Objectives:  To assess the prevalence in children with sickle cell disease of low bone mineral density (BMD), a feature found in up to 82% of adults but not well known in children.

Methods:  In 53 children (45 SS, 4 SC, 4 Sβ-thalassemia) with a mean age of 12.8 ± 2.4 years, we assessed height; weight; sexual maturation; number of hospitalizations, painful crises, and transfusions in the last 3 years; calcium intake; steady-state hemoglobin and leukocyte count; calcaemia, phosphataemia, and calciuria/creatinuria; serum 25-(OH)D and PTH concentrations; and osteocalcin, urinary deoxypyridinoline, and the C-terminal component of pro-collagen type I. BMD was assessed using dual X-ray absorptiometry.

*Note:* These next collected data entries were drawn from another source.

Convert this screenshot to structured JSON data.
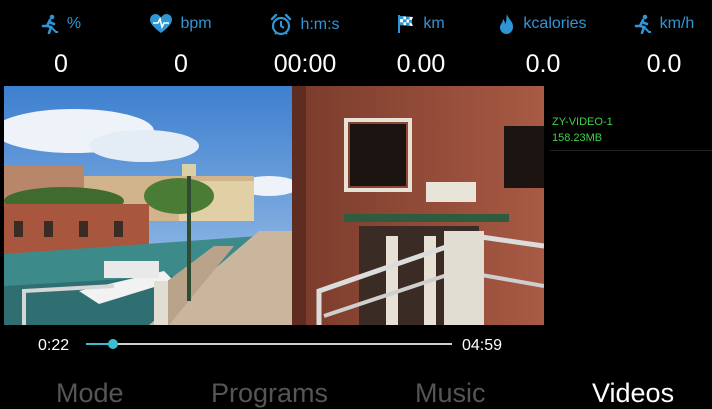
{
  "metrics": [
    {
      "icon": "runner-icon",
      "unit": "%",
      "value": "0"
    },
    {
      "icon": "heart-rate-icon",
      "unit": "bpm",
      "value": "0"
    },
    {
      "icon": "alarm-clock-icon",
      "unit": "h:m:s",
      "value": "00:00"
    },
    {
      "icon": "checkered-flag-icon",
      "unit": "km",
      "value": "0.00"
    },
    {
      "icon": "flame-icon",
      "unit": "kcalories",
      "value": "0.0"
    },
    {
      "icon": "runner-speed-icon",
      "unit": "km/h",
      "value": "0.0"
    }
  ],
  "video_list": [
    {
      "name": "ZY-VIDEO-1",
      "size": "158.23MB"
    }
  ],
  "player": {
    "current_time": "0:22",
    "total_time": "04:59",
    "progress": 0.073
  },
  "tabs": [
    {
      "label": "Mode",
      "active": false
    },
    {
      "label": "Programs",
      "active": false
    },
    {
      "label": "Music",
      "active": false
    },
    {
      "label": "Videos",
      "active": true
    }
  ],
  "colors": {
    "accent_blue": "#2f96d6",
    "list_green": "#3fd04a",
    "progress": "#3bbfd0",
    "tab_inactive": "#555555",
    "tab_active": "#ffffff"
  }
}
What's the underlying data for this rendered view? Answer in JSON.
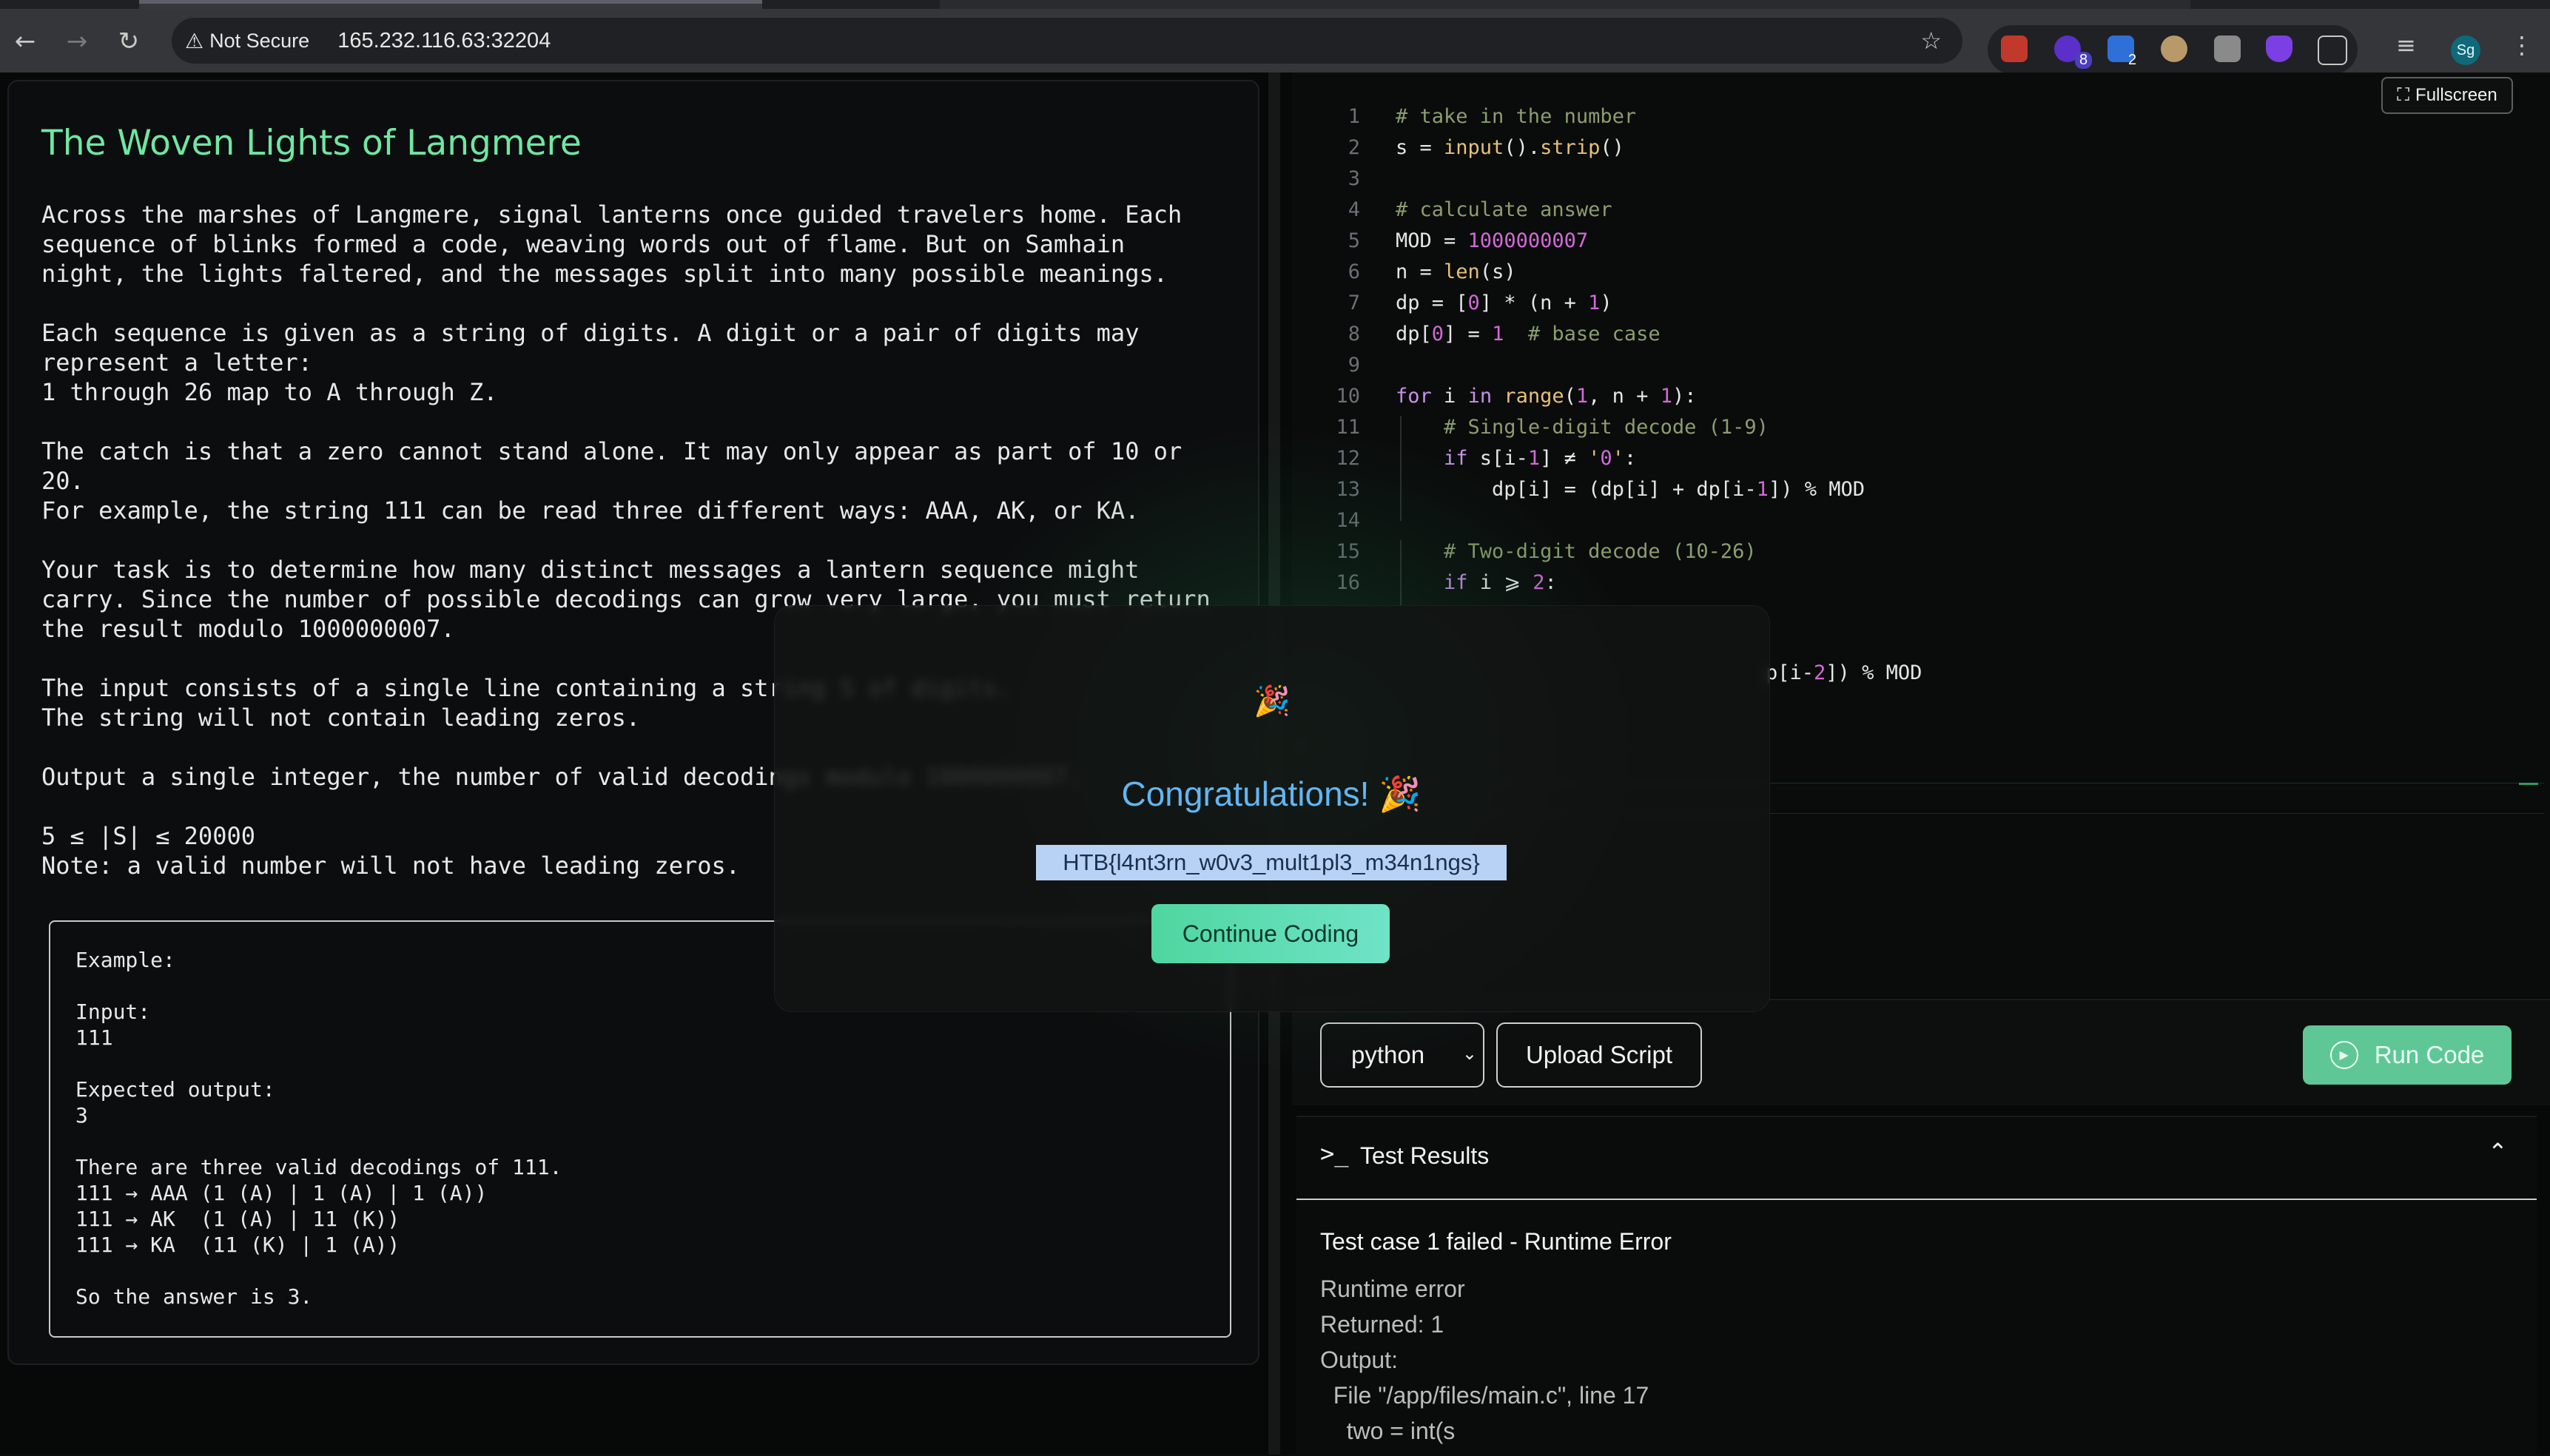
{
  "browser": {
    "security_label": "Not Secure",
    "url": "165.232.116.63:32204",
    "extension_badges": [
      "8",
      "2"
    ],
    "profile_initials": "Sg"
  },
  "problem": {
    "title": "The Woven Lights of Langmere",
    "description": [
      "Across the marshes of Langmere, signal lanterns once guided travelers home. Each",
      "sequence of blinks formed a code, weaving words out of flame. But on Samhain",
      "night, the lights faltered, and the messages split into many possible meanings.",
      "",
      "Each sequence is given as a string of digits. A digit or a pair of digits may",
      "represent a letter:",
      "1 through 26 map to A through Z.",
      "",
      "The catch is that a zero cannot stand alone. It may only appear as part of 10 or",
      "20.",
      "For example, the string 111 can be read three different ways: AAA, AK, or KA.",
      "",
      "Your task is to determine how many distinct messages a lantern sequence might",
      "carry. Since the number of possible decodings can grow very large, you must return",
      "the result modulo 1000000007.",
      "",
      "The input consists of a single line containing a string S of digits.",
      "The string will not contain leading zeros.",
      "",
      "Output a single integer, the number of valid decodings modulo 1000000007.",
      "",
      "5 ≤ |S| ≤ 20000",
      "Note: a valid number will not have leading zeros."
    ],
    "example": [
      "Example:",
      "",
      "Input:",
      "111",
      "",
      "Expected output:",
      "3",
      "",
      "There are three valid decodings of 111.",
      "111 → AAA (1 (A) | 1 (A) | 1 (A))",
      "111 → AK  (1 (A) | 11 (K))",
      "111 → KA  (11 (K) | 1 (A))",
      "",
      "So the answer is 3."
    ]
  },
  "editor": {
    "fullscreen_label": "Fullscreen",
    "line_numbers": [
      "1",
      "2",
      "3",
      "4",
      "5",
      "6",
      "7",
      "8",
      "9",
      "10",
      "11",
      "12",
      "13",
      "14",
      "15",
      "16"
    ],
    "code": [
      "# take in the number",
      "s = input().strip()",
      "",
      "# calculate answer",
      "MOD = 1000000007",
      "n = len(s)",
      "dp = [0] * (n + 1)",
      "dp[0] = 1  # base case",
      "",
      "for i in range(1, n + 1):",
      "    # Single-digit decode (1-9)",
      "    if s[i-1] != '0':",
      "        dp[i] = (dp[i] + dp[i-1]) % MOD",
      "",
      "    # Two-digit decode (10-26)",
      "    if i >= 2:"
    ],
    "partial_code_fragment": "p[i-2]) % MOD"
  },
  "controls": {
    "language": "python",
    "upload_label": "Upload Script",
    "run_label": "Run Code",
    "accent_color": "#5fc796"
  },
  "results": {
    "title": "Test Results",
    "status": "Test case 1 failed - Runtime Error",
    "lines": [
      "Runtime error",
      "Returned: 1",
      "Output:",
      "  File \"/app/files/main.c\", line 17",
      "    two = int(s"
    ]
  },
  "modal": {
    "heading": "Congratulations! 🎉",
    "flag": "HTB{l4nt3rn_w0v3_mult1pl3_m34n1ngs}",
    "continue_label": "Continue Coding",
    "accent_color": "#62b6f2"
  }
}
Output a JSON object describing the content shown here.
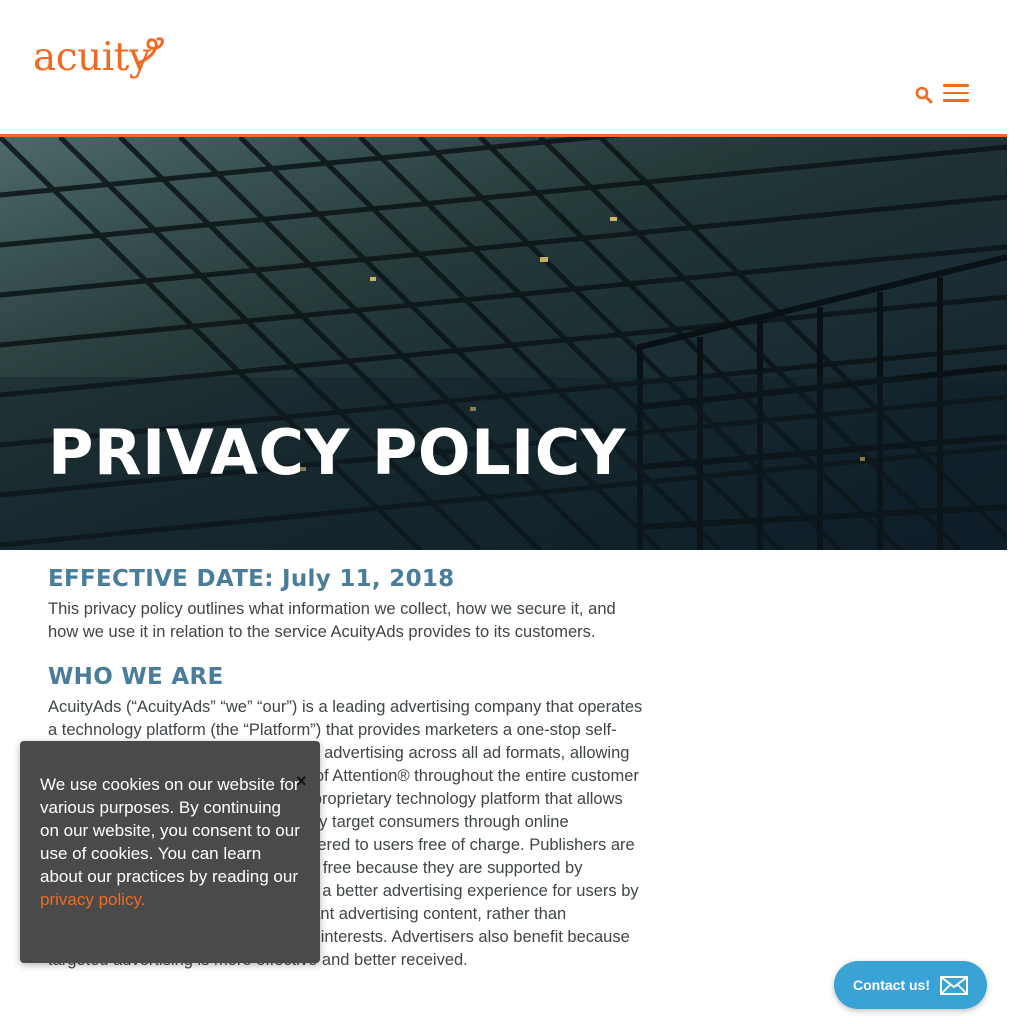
{
  "header": {
    "logo_text": "acuity",
    "search_icon": "search-icon",
    "menu_icon": "hamburger-menu-icon"
  },
  "hero": {
    "title": "PRIVACY POLICY"
  },
  "content": {
    "effective_date": "EFFECTIVE DATE: July 11, 2018",
    "intro": "This privacy policy outlines what information we collect, how we secure it, and how we use it in relation to the service AcuityAds provides to its customers.",
    "who_heading": "WHO WE ARE",
    "who_text": "AcuityAds (“AcuityAds” “we” “our”) is a leading advertising company that operates a technology platform (the “Platform”) that provides marketers a one-stop self-serve omnichannel solution for digital advertising across all ad formats, allowing them to maximize Reach and Share of Attention® throughout the entire customer journey. AcuityAds has developed a proprietary technology platform that allows advertisers and agencies to effectively target consumers through online advertising. Most of the internet is offered to users free of charge. Publishers are only able to offer valuable content for free because they are supported by advertising. AcuityAds aims to create a better advertising experience for users by allowing advertisers to present relevant advertising content, rather than advertising that is unrelated to users’ interests. Advertisers also benefit because targeted advertising is more effective and better received."
  },
  "cookie_banner": {
    "message": "We use cookies on our website for various purposes. By continuing on our website, you consent to our use of cookies. You can learn about our practices by reading our ",
    "link_text": "privacy policy.",
    "close_label": "×",
    "close_icon": "close-icon"
  },
  "contact": {
    "label": "Contact us!",
    "icon": "envelope-icon"
  },
  "colors": {
    "brand_orange": "#f26a21",
    "heading_blue": "#4a7d9a",
    "contact_blue": "#3aa3d6",
    "cookie_bg": "#4a4a4a"
  }
}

Results:  Mean lumbar spine Z-score was −1.1 ± 1.3 (−3.9 to +1.8). The Z score was significantly lower in girls than in boys in the prepubertal subgroup (−1.74 ± 0.27 vs. −0.53 ± 0.31) (= 0.0169), but not in the pubertal group (−1.15 ± 0.41 vs. −1.33 ± 0.70). BMD was not associated with any of the disease-severity markers in girls but was unexpectedly associated with fewer vaso-occlusive crises and hospitalizations in boys. BMD did not correlate with hemoglobin or leukocyte counts. Vitamin D deficiency [25-(OH)D < 12 ng/mL] was found in 76% of patients and secondary hyperparathyroidism (PTH > 46 pg/mL) in 38%. BMD was not related to calcium intake, vitamin D status, osteocalcin, or bone resorption markers.

Conclusion:  A slight BMD decrease was found in SCD children, starting before puberty and being more marked in females. The decrease was unrelated to disease severity, vitamin D deficiency, or bone hyperresorption, suggesting abnormal bone formation as the underlying mechanism.